ロマン・ポランスキー『戦場のピアニスト』『ローズマリーの赤ちゃん』

アンジェ・イワイダ
『灰とダイヤモンド』『カティンの森』

クシシュトフ・キェシロフスキー
『デカローグ』『トリコロール/赤/青/白』


70年の歴史を持ち、数々の有名監督を輩出したポーランドの名門映画学校。
それがウッチ映画大学です。

近年では米ハリウッド・レポーター誌の2012年、2016版「世界の映画学校ベスト25」でも選出され、ヨーロッパでも5本、カメラ科に関しては世界の5本の指に入るほどの高水準の設備、教育を備えた学校です。
現在も世界中から生徒が集まり、監督科、カメラ科は1/3以上が外国人生徒という国際色も大変豊かなことも特色です。

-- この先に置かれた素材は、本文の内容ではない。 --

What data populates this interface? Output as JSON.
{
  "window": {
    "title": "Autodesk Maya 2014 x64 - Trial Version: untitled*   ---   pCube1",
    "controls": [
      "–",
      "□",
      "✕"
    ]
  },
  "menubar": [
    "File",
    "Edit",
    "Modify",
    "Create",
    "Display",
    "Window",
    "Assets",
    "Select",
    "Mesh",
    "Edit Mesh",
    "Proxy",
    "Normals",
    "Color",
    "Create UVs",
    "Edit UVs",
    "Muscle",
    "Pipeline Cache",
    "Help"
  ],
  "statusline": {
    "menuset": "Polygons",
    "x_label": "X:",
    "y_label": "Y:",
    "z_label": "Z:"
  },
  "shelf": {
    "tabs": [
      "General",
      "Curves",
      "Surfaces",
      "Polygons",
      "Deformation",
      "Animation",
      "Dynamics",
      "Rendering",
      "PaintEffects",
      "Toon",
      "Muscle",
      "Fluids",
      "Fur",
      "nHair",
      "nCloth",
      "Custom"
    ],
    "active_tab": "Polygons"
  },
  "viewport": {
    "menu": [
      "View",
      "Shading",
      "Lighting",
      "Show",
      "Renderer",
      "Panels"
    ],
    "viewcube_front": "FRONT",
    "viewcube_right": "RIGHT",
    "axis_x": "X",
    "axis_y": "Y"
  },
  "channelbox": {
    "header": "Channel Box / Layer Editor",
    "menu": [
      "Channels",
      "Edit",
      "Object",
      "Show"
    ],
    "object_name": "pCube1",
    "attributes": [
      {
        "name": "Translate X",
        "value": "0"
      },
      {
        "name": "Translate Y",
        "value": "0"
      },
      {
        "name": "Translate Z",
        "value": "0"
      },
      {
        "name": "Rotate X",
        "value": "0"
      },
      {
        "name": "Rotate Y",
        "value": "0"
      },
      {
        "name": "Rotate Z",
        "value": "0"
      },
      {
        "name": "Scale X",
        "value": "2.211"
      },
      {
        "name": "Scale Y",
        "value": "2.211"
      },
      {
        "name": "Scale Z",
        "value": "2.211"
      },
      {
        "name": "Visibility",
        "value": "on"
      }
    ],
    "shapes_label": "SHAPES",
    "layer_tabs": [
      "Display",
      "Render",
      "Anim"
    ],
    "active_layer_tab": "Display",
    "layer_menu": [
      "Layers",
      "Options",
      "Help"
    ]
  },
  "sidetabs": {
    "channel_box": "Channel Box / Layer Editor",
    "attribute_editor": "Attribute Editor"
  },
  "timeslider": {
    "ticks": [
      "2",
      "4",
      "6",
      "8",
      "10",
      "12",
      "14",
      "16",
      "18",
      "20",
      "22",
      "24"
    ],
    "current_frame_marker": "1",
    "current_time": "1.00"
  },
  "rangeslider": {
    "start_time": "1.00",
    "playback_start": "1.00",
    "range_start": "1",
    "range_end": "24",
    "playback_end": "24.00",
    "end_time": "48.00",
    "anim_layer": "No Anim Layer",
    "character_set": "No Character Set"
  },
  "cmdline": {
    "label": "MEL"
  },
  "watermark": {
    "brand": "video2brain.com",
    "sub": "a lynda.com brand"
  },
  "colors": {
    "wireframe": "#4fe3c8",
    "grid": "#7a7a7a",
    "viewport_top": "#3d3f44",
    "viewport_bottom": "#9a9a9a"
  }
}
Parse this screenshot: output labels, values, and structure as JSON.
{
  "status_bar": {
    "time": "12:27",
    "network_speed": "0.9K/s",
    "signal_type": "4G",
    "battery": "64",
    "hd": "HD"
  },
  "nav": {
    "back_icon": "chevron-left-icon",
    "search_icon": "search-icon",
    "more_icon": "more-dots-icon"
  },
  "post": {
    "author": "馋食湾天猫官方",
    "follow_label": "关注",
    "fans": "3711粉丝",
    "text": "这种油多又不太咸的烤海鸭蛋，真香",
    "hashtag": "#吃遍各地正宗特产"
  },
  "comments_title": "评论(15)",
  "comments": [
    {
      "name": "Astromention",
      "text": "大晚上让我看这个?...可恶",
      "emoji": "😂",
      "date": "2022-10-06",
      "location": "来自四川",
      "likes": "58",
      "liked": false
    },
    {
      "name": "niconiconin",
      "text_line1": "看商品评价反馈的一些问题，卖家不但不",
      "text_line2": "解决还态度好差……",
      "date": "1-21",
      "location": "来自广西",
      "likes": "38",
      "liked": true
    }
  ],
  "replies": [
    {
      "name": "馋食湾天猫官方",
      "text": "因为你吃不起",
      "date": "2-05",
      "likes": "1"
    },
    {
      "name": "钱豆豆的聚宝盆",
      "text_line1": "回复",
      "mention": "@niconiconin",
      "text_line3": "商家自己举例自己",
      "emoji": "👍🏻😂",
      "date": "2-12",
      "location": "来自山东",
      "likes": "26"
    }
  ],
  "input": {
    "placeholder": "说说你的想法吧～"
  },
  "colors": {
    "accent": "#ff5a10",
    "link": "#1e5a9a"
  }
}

先攻は監督科、編集科、シナリオ科、カメラ科、アニメ科、プロデューサー科と映画に関する学科の他に俳優科、写真科があり、それぞれプロフェッショナルの育成のための独自のカリキュラムを備えております。

そんな我が校の特色豊かな映画のメソッドの内容を独り占めするのはもったいない!
それ以前に、ぜひとも日本の映画教育がもっともっと豊かになって1人でも多くの、個性豊かな映画監督が育って欲しい!!との思いから、僭越ながらここに自分が学んだ事、日本との違いなどを記していこうと思います。